How does a gas turbine work? This a question that is asked quite often. Gas turbines are a well-proven technology and their cycle is described by the ideal Brayton cycle. How does OPRA’s Radial OP16 Gas Turbine work?

Air is sucked in by the compressor at point 1 which then compresses the air to a higher pressure. No heat is added, but due to the compression of the air temperature at the discharge side of the compressor is increased. After leaving the compressor, the air enters the combustion chamber of the gas turbine.

Fuel is injected into the combustion chamber (steps 2-3; Heat addition) and the heat released during the combustion increases the temperature of the combustion mixture.

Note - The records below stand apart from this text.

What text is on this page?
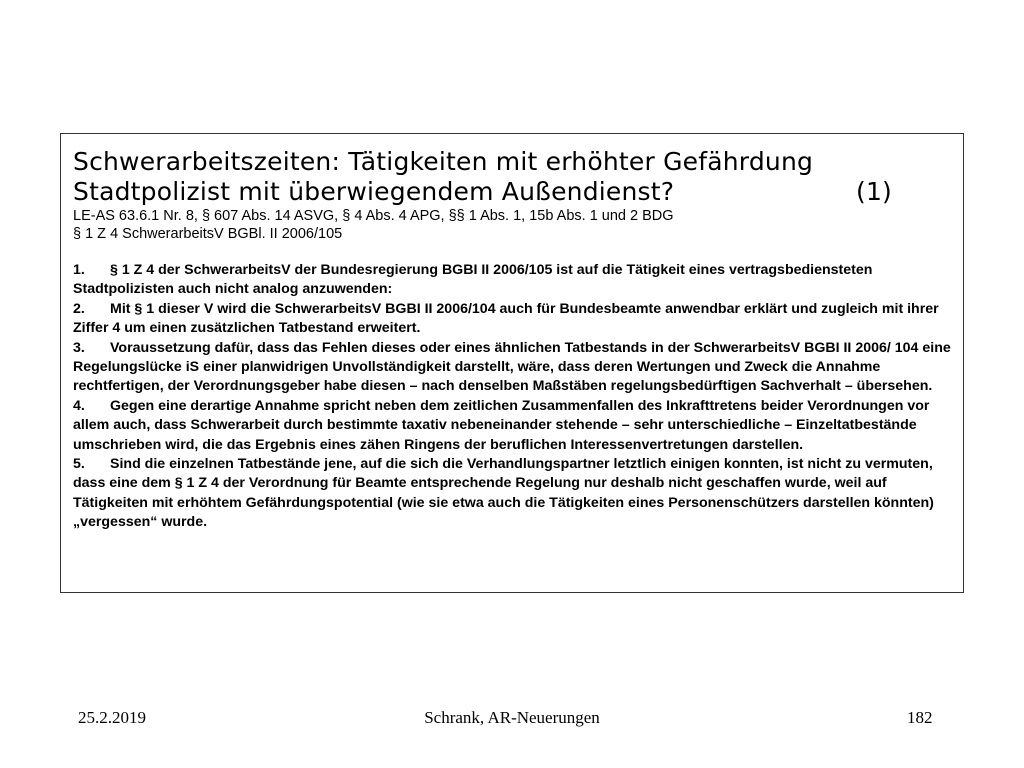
Schwerarbeitszeiten: Tätigkeiten mit erhöhter Gefährdung
Stadtpolizist mit überwiegendem Außendienst?	(1)
LE-AS 63.6.1 Nr. 8, § 607 Abs. 14 ASVG, § 4 Abs. 4 APG, §§ 1 Abs. 1, 15b Abs. 1 und 2 BDG
§ 1 Z 4 SchwerarbeitsV BGBl. II 2006/105
1. § 1 Z 4 der SchwerarbeitsV der Bundesregierung BGBI II 2006/105 ist auf die Tätigkeit eines vertragsbediensteten Stadtpolizisten auch nicht analog anzuwenden:
2. Mit § 1 dieser V wird die SchwerarbeitsV BGBI II 2006/104 auch für Bundesbeamte anwendbar erklärt und zugleich mit ihrer Ziffer 4 um einen zusätzlichen Tatbestand erweitert.
3. Voraussetzung dafür, dass das Fehlen dieses oder eines ähnlichen Tatbestands in der SchwerarbeitsV BGBI II 2006/ 104 eine Regelungslücke iS einer planwidrigen Unvollständigkeit darstellt, wäre, dass deren Wertungen und Zweck die Annahme rechtfertigen, der Verordnungsgeber habe diesen – nach denselben Maßstäben regelungsbedürftigen Sachverhalt – übersehen.
4. Gegen eine derartige Annahme spricht neben dem zeitlichen Zusammenfallen des Inkrafttretens beider Verordnungen vor allem auch, dass Schwerarbeit durch bestimmte taxativ nebeneinander stehende – sehr unterschiedliche – Einzeltatbestände umschrieben wird, die das Ergebnis eines zähen Ringens der beruflichen Interessenvertretungen darstellen.
5. Sind die einzelnen Tatbestände jene, auf die sich die Verhandlungspartner letztlich einigen konnten, ist nicht zu vermuten, dass eine dem § 1 Z 4 der Verordnung für Beamte entsprechende Regelung nur deshalb nicht geschaffen wurde, weil auf Tätigkeiten mit erhöhtem Gefährdungspotential (wie sie etwa auch die Tätigkeiten eines Personenschützers darstellen könnten) „vergessen“ wurde.
25.2.2019	Schrank, AR-Neuerungen	182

The high-pressure, high-temperature gas is expanded through the turbine (steps 3-4; Expansion) before it is exhausted to the atmosphere. The expansion in the turbine provides the work. Part of this work is used to drive the compressor (directly coupled) and the remaining portion of the produced energy is the useful power.

The gas turbine shaft is coupled to a generator to transfer the mechanical power to electrical power or directly to other equipment for direct-drive applications (e.g. pump, compressor). Besides the mechanical power, the gas turbine exhaust contains a high amount of high-quality heat that can be used in downstream processes, either for direct drying applications or for generating steam. The steam can be used in the downstream process or in a steam turbine to generate additional electricity. The latter is referred to as a combined cycle plant.

The OP16 all radial gas turbine

The OPRA OP16 is a single-shaft all-radial gas turbine for industrial, commercial, marine, and oil & gas applications. Since its market introduction in 2005 over 140 generator sets based on the OP16 gas turbine have been delivered worldwide. The OP16 gas turbine features a single-stage centrifugal compressor with a pressure ratio of 6.7:1.

The moderate pressure ratio reduces the need for gas compression before introducing the fuel into the gas turbine. The radial turbine wheel, which is mounted back-to-back with the compressor, has been aerodynamically optimized to achieve high efficiency.

The compact compressor/turbine configuration permits the use of an overhung rotor assembly where the bearings are located on the cold side only. The all-radial configuration makes it a robust design and insensitive to foreign object damage and fuel contaminants. Also, the lack of intricate cooling geometries in the hot-flow path allows the OP16 gas turbine to handle fuels contaminated with solid particles.